Tiago Silva

Personal information
- Full name: Tiago Gonçalves da Silva
- Date of birth: 10 July 2007 (age 18)
- Place of birth: Porto, Portugal
- Height: 1.80 m (5 ft 11 in)
- Position: Midfielder

Team information
- Current team: Porto B
- Number: 58

Youth career
- 2019–2025: Porto

Senior career*
- Years: Team / Apps / (Gls)
- 2025–: Porto B / 15 / (1)
- 2026–: Porto / 1 / (0)

International career^{‡}
- 2023: Portugal U16 / 2 / (0)
- 2024–2025: Portugal U18 / 10 / (0)
- 2025: Portugal U19 / 3 / (0)

= Tiago Silva (footballer, born 2007) =

Portuguese footballer (born 2005)

Tiago Gonçalves da Silva (born 10 July 2007) is a Portuguese professional footballer who plays as a midfielder for Liga Portugal 2 club Porto B.

==Club career==
A youth product of Porto, Silva signed his first professional contract with the club on 8 October 2024 and was promoted to their reserves.
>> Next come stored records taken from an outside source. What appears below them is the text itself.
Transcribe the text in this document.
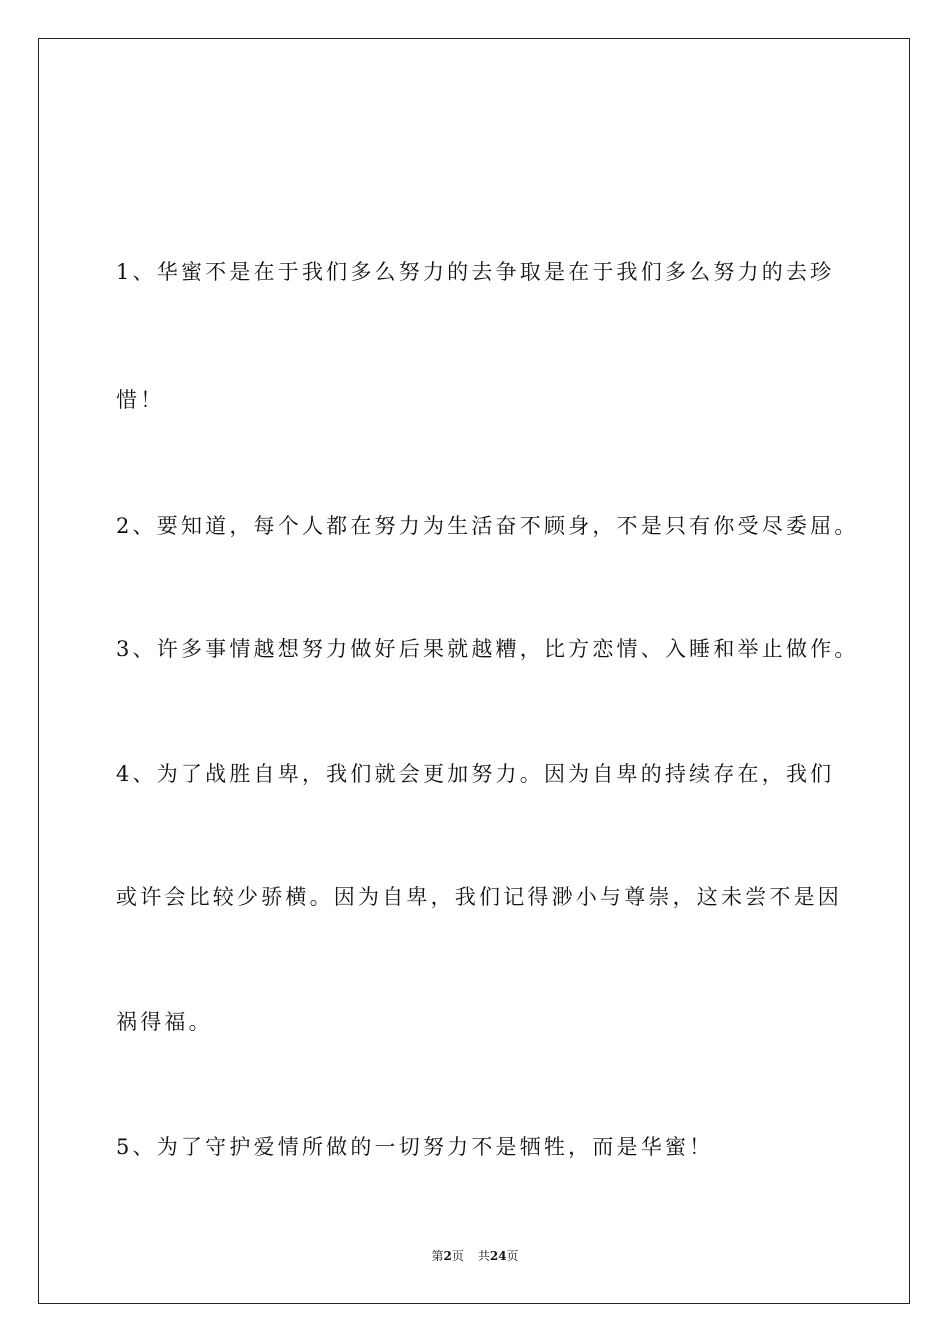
1、华蜜不是在于我们多么努力的去争取是在于我们多么努力的去珍
惜！
2、要知道，每个人都在努力为生活奋不顾身，不是只有你受尽委屈。
3、许多事情越想努力做好后果就越糟，比方恋情、入睡和举止做作。
4、为了战胜自卑，我们就会更加努力。因为自卑的持续存在，我们
或许会比较少骄横。因为自卑，我们记得渺小与尊崇，这未尝不是因
祸得福。
5、为了守护爱情所做的一切努力不是牺牲，而是华蜜！
第2页 共24页
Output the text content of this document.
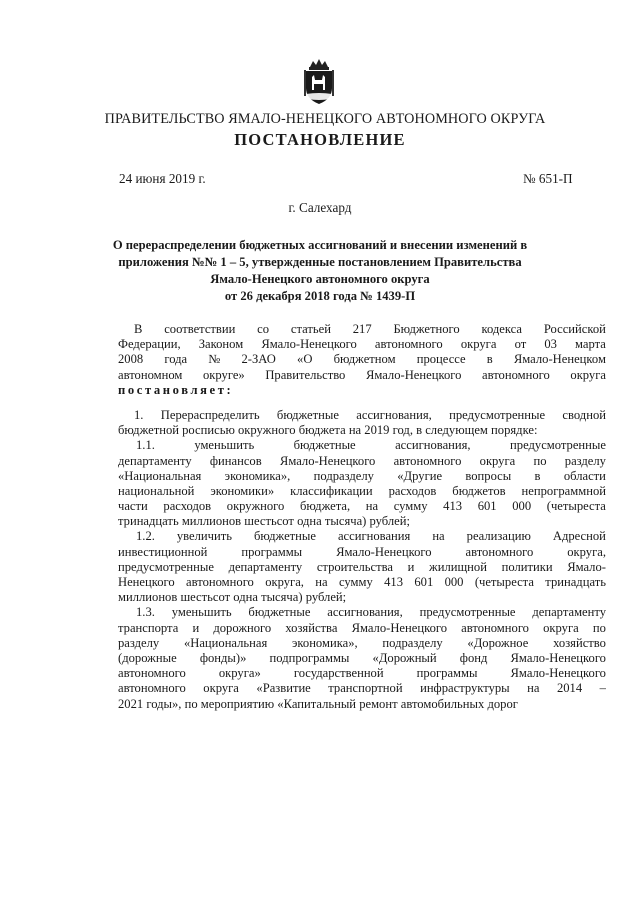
ПРАВИТЕЛЬСТВО ЯМАЛО-НЕНЕЦКОГО АВТОНОМНОГО ОКРУГА
ПОСТАНОВЛЕНИЕ
24 июня 2019 г.	№ 651-П
г. Салехард
О перераспределении бюджетных ассигнований и внесении изменений в
приложения №№ 1 – 5, утвержденные постановлением Правительства
Ямало-Ненецкого автономного округа
от 26 декабря 2018 года № 1439-П
В соответствии со статьей 217 Бюджетного кодекса Российской
Федерации, Законом Ямало-Ненецкого автономного округа от 03 марта
2008 года № 2-ЗАО «О бюджетном процессе в Ямало-Ненецком
автономном округе» Правительство Ямало-Ненецкого автономного округа
постановляет:
1. Перераспределить бюджетные ассигнования, предусмотренные сводной
бюджетной росписью окружного бюджета на 2019 год, в следующем порядке:
1.1.	уменьшить	бюджетные	ассигнования,	предусмотренные
департаменту финансов Ямало-Ненецкого автономного округа по разделу
«Национальная экономика», подразделу «Другие вопросы в области
национальной экономики» классификации расходов бюджетов непрограммной
части расходов окружного бюджета, на сумму 413 601 000 (четыреста
тринадцать миллионов шестьсот одна тысяча) рублей;
1.2. увеличить бюджетные ассигнования на реализацию Адресной
инвестиционной	программы	Ямало-Ненецкого	автономного	округа,
предусмотренные департаменту строительства и жилищной политики Ямало-
Ненецкого автономного округа, на сумму 413 601 000 (четыреста тринадцать
миллионов шестьсот одна тысяча) рублей;
1.3. уменьшить бюджетные ассигнования, предусмотренные департаменту
транспорта и дорожного хозяйства Ямало-Ненецкого автономного округа по
разделу «Национальная экономика», подразделу «Дорожное хозяйство
(дорожные фонды)» подпрограммы «Дорожный фонд Ямало-Ненецкого
автономного	округа»	государственной	программы	Ямало-Ненецкого
автономного округа «Развитие транспортной инфраструктуры на 2014 –
2021 годы», по мероприятию «Капитальный ремонт автомобильных дорог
On 30 March 2026, he extended his contract with Porto until 2031. He debuted with the senior Porto team as a substitute in a 3–1 Primeira Liga loss to AVS on 10 May 2026.

==International career==
Silva is a youth international for Portugal, having played for the Portugal U18s from 2024 to 2025.